That Hideous Strength

That Hideous Strength (Space Trilogy, #3)That Hideous Strength by C.S. Lewis
I think the reason this book fails in the end is that the active agency producing the result is too diffused. You can say somewhat precisely that the ending is achieved by the concerted work of a company. But you can say more precisely that the ending is achieved by a peripheral character, that arises like a deus ex machina to deliver our two protagonists from their plight.

Lewis was good at making Out of the Silent Planet work without a climactic confrontation. His character is passive, but his story is complete: he survives, he grows, his choices have a direct bearing on the outcome. In Perelandra, Lewis has a quest of sorts, an epic battle, and then ends the story perfectly, having set everything up from the beginning. Those two stories have plots that feed into their conclusions. The problem in That Hideous Strength is that our main characters don’t themselves bring about the outcome. I don’t think the plot is coherent in that it reaches beyond our two main characters and in the end depends on a third.
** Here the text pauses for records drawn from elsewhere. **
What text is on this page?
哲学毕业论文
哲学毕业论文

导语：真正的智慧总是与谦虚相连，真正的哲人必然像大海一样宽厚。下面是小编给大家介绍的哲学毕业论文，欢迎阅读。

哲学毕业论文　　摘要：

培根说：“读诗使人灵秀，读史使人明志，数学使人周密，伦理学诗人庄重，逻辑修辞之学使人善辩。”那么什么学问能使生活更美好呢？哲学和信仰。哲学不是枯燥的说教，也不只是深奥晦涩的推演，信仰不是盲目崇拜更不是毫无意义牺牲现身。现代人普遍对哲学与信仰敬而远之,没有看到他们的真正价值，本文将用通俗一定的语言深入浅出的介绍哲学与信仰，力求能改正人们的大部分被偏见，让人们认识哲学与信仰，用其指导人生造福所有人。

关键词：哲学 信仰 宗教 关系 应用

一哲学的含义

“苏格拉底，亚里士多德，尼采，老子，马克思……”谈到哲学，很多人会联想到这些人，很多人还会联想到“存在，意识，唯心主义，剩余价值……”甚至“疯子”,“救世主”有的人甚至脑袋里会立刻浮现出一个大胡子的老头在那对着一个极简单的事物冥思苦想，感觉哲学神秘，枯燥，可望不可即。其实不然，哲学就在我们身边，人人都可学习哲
It is a coherent plot in the sense of ideas and events, but isn’t the outworking of the character’s choices alone, and that I think scatters the ending.

Still, it is a good book, with a lot to think about, a lot of interesting things imagined for us, a lot of good characters playing out their beliefs and ideas, and excellently imagined scenes and situations. It is an ingenious ending, even if it isn’t plugged into the rest of the novel the way it should be. I read and re-read it because there is always something to notice. I don’t know at what point one of his books can be exhausted (I think I’m at 10 readings), but with judicious intervals, these planet stories not only entertain, but provoke thought and reward the attention you give them.

What else they do, as most people know, is help you understand his non-fiction writings by embodying ideas in characters who not only explain their views in dialogue, but play them out in imagined situations. In this book, mainly, and in the whole series as well, the ideas in The Abolition of Man.